Jarosław Kaczyński powiedział o „Kaczorach”. Cała sala wybuchnęła śmiechem

Jarosław Kaczyński powiedział o „Kaczorach”. Cała sala wybuchnęła śmiechem

Jarosław Kaczyński w Koninie
Jarosław Kaczyński w Koninie Źródło: PAP / Tomasz Wojtasik
Podczas spotkania w Koninie Jarosław Kaczyński odniósł się do problemu, z jakim w przeszłości zmagali się mieszkańcy okolic dawnego województwa pilskiego. – W nocy zdarzało mi się przejeżdżać przez gminę, no przykro mówić, która nazywała się Kaczory – powiedział polityk, czym rozbawił ludzi.

Trwa ofensywa terenowa PiS. Jarosław Kaczyński odwiedził w weekend woj. wielkopolskie. W Koninie mówił o potrzebie „uzdrowienia” stosunków w Polsce. Dodał, że „dzieje się wiele rzeczy skandalicznych, niesłychanych i nic nie można zrobić”. – Weźcie państwo Wielkopolskę, ja znam historię, wiem, gdzie była granica zaborów i jaki wpływ ma to po dziś dzień – mówił lider Zjednoczonej Prawicy.

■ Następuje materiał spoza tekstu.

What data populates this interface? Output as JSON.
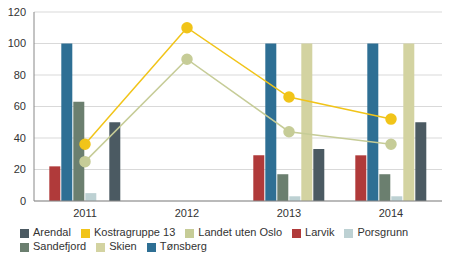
{
  "chart_data": {
    "type": "bar",
    "categories": [
      "2011",
      "2012",
      "2013",
      "2014"
    ],
    "series": [
      {
        "name": "Larvik",
        "type": "bar",
        "color": "#b03a3a",
        "values": [
          22,
          null,
          29,
          29
        ]
      },
      {
        "name": "Tønsberg",
        "type": "bar",
        "color": "#2e6f94",
        "values": [
          100,
          null,
          100,
          100
        ]
      },
      {
        "name": "Sandefjord",
        "type": "bar",
        "color": "#6b7f6f",
        "values": [
          63,
          null,
          17,
          17
        ]
      },
      {
        "name": "Porsgrunn",
        "type": "bar",
        "color": "#bdd1d3",
        "values": [
          5,
          null,
          3,
          3
        ]
      },
      {
        "name": "Skien",
        "type": "bar",
        "color": "#d3d3a1",
        "values": [
          null,
          null,
          100,
          100
        ]
      },
      {
        "name": "Arendal",
        "type": "bar",
        "color": "#4b5a62",
        "values": [
          50,
          null,
          33,
          50
        ]
      },
      {
        "name": "Landet uten Oslo",
        "type": "line",
        "color": "#c6cc97",
        "marker": "circle",
        "values": [
          25,
          90,
          44,
          36
        ]
      },
      {
        "name": "Kostragruppe 13",
        "type": "line",
        "color": "#f1c419",
        "marker": "circle",
        "values": [
          36,
          110,
          66,
          52
        ]
      }
    ],
    "ylim": [
      0,
      120
    ],
    "yticks": [
      0,
      20,
      40,
      60,
      80,
      100,
      120
    ],
    "grid": true,
    "legend": "bottom"
  }
}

Prezes Prawa i Sprawiedliwości wspomniał następnie o „hotelu w kształcie zamku” w Stobnicy. – Kiedyś były też na terenie tego województwa, bo to dawne województwo pilskie, Stokłosa, sprawy z tym powiedzmy sobie zapachem. Ja to sam wiem, bo jak w nocy zdarzało mi się przejeżdżać przez gminę, no przykro mówić, która nazywała się Kaczory – powiedział Kaczyński, po czym się zaśmiał.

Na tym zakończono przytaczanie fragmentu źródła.